While switching tasks throughout the day is often necessary for most professionals, excessive switching can strain the brain. Time batching, on the other hand, helps reduce the number of times you switch tasks throughout the day, thus reducing mental fatigue and time costs that result from multitasking or frequent task switching.
Business vs Personal Time
You can apply time batching to more than just your work life. In fact, it’s likely that you’re already practicing it at home and don’t realize it. Common examples of time batching at home include prepping meals for the week on Sunday or washing several loads of laundry in a row.

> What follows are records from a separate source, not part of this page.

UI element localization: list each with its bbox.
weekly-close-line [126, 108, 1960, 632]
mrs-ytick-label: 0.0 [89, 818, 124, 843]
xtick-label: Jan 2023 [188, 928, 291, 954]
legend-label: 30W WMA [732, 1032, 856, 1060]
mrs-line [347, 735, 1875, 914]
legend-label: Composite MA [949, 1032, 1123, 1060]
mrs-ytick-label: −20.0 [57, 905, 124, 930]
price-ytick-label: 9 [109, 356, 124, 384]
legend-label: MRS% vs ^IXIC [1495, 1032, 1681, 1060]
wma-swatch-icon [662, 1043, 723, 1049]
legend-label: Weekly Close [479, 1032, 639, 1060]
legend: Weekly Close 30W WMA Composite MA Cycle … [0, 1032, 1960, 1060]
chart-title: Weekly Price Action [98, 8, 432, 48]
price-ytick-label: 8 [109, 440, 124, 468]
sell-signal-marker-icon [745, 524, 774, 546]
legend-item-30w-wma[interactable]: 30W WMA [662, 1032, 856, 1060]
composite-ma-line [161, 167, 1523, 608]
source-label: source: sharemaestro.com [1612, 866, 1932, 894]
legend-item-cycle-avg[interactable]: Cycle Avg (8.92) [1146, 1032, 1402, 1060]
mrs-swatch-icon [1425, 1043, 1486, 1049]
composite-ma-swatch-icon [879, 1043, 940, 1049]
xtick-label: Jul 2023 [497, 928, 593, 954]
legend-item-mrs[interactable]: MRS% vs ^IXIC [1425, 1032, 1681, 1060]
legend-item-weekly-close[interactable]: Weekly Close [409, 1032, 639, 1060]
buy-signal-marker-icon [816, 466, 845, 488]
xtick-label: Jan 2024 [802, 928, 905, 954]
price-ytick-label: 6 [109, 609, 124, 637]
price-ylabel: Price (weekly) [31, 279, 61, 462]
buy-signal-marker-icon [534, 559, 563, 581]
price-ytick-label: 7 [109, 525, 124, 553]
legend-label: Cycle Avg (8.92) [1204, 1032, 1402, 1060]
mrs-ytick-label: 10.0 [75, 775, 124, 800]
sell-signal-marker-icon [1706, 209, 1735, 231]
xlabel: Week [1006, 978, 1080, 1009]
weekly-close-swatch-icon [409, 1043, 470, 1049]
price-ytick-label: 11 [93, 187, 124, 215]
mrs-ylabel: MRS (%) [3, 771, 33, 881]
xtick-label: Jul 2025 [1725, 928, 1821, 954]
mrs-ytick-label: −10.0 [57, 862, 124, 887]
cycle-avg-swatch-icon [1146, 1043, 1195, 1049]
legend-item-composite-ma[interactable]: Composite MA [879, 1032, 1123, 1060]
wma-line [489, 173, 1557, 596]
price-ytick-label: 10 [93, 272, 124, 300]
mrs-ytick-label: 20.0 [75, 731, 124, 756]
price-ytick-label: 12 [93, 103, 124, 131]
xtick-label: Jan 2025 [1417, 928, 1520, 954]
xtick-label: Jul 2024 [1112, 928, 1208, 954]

While some things can’t be batched (like walking the dog), many more can. You just need to be open to the possibilities.
The Highest Payoff
The highest payoff with time batching comes when you can reduce your most common interruptions. For example, employee questions could be fielded more strategically by cross-training employees. Or, you could host recurring “office hours” for your team to address any questions or roadblocks with you, instead of stopping by throughout the day.
Emails, chat platforms, and texts are also a source of constant interruptions. If your role allows it, consider reducing your distractions by silencing one or more of these communication methods. If you set aside designated time throughout the day to answer these communications, they’ll never go more than a few hours without being addressed anyway, and your day will grow a little quieter.
Phone calls can be another source of interruption. When possible, encourage callers to schedule a time to call you or let them know how much more efficient email is, or silence your ringer and get back to them at a designated point in the day.
Getting It All Done
You can practice time batching for years and still get better at it. Try implementing just one element of time batching to start, like scheduling time to answer emails and then stay out of your inbox. Slowly transitioning to time batching will help you avoid change overwhelm. Then, every few months, look for more items to batch (no matter how long you’ve been practicing).
Time batching will not only help you get home to your personal life sooner; it will help you feel less drained and more energized at the end of the day, allowing you to actually enjoy your personal time. Try it and see what you think.